Сегодня решил съесть тушенку, жарко, вдруг она испортится. Съел – ничего. Вода у меня стухла, но я теперь из цистерны питательной воды пью. Там получше.

Тушёнку съел всю. Сгущёнку оставил – что ей сделается. Стучал. Вода не просачивается. Крен и дифферент – в норме. И самочувствие у меня хорошее – все в своем колпаке хожу. Спросил у Бога: мне ходить так? Он сказал: да.

Разобрал старый серебряно-цинковый аккумулятор. Вытащил пластины. Почистил. Интересно, что из них серебро? Это мне для воды надо. Я положил и то и другое по очереди в воду, настоял и отпил. Там, где вкуснее, посчитал, что это серебро. Проконсультировался с Богом. Он подтвердил.

Уже неделю так живу. Стучу – безрезультатно. У меня кончилась паста в ручке. Всё обыскал – вдруг где ещё завалялась – нету. Несу вахту. На сон я себе отвел немного времени. Завел себе порядок: прошёлся по отсеку, замерил, прикемарь немного, потом посмотри на часы. Чтоб не потерять счет времени.

Уже привык так спать. Первые пять суток вообще не хотелось. Да и сейчас это сном вряд ли можно назвать.

Стучу через каждые полчаса по три минуты. Все время подаю сигнал SOS.

Азбуку Морзе я вспомнил, как это ни странно. Учил когда-то, да забыл, а сейчас – всплыла. Я теперь на кингстоне поэмы выстукиваю. Так, для себя.

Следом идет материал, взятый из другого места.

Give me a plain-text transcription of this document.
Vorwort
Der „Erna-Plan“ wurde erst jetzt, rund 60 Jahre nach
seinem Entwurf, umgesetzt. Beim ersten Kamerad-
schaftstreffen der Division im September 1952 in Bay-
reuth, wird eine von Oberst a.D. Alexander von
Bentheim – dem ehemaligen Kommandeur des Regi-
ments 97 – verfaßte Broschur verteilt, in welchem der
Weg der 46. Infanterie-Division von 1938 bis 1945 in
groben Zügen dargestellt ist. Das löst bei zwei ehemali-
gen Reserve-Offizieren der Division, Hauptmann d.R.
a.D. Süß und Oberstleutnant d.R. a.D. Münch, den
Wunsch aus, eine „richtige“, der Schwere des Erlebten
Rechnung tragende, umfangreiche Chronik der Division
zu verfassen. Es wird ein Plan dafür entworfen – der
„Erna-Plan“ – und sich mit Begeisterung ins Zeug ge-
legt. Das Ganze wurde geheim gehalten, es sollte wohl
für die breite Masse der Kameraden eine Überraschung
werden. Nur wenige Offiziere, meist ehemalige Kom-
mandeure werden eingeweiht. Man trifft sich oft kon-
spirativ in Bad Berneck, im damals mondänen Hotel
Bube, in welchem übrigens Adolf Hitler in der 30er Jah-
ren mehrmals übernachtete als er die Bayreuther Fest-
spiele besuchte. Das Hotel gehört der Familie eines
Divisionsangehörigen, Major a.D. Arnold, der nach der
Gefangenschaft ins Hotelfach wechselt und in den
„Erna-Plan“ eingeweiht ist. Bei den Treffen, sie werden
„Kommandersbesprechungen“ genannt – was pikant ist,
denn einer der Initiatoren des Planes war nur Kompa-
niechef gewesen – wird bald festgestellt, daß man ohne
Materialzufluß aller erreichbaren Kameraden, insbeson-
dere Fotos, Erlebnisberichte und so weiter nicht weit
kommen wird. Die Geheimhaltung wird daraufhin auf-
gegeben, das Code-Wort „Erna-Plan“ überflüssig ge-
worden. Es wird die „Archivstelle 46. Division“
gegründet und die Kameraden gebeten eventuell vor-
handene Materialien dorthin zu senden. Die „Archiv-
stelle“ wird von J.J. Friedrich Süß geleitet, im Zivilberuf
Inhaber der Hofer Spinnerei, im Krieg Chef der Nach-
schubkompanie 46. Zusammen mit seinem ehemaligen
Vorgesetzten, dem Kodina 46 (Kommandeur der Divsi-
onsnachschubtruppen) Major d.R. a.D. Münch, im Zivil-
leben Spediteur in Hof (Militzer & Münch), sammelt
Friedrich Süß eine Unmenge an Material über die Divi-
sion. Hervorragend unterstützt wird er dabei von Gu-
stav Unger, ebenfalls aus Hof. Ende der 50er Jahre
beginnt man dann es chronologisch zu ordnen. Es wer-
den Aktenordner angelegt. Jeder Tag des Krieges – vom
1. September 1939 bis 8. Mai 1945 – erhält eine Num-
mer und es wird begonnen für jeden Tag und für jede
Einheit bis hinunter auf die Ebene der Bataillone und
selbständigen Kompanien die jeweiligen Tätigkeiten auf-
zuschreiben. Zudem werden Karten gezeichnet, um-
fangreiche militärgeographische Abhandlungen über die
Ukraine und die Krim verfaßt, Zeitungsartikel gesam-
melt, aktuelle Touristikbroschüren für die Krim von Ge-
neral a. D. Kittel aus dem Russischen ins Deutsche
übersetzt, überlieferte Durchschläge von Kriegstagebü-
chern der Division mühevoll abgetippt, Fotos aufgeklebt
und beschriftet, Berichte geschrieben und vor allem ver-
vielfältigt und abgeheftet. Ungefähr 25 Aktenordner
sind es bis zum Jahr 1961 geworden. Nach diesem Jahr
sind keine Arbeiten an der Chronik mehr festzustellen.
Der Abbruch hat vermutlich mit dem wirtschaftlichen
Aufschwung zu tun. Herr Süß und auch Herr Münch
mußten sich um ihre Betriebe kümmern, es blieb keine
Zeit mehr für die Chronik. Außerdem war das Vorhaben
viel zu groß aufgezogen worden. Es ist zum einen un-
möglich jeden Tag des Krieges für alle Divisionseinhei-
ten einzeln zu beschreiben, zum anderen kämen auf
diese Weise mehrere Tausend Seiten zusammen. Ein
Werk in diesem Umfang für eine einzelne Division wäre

Прошло десять дней. Иногда такое на меня накатывает… Но я теперь сразу к Богу, а Он мне: терпи, все получится.

От нечего делать, жизнь свою вспомнил. У меня мать и бабушка. Там, чуть чего, передайте, что у меня все было хорошо и я не мучился.

Сегодня двенадцатые сутки, как я один. Решил отметить это дело. Открыл сгущенку. Вкусная.

Сходил потом искупался – нырял в трюме.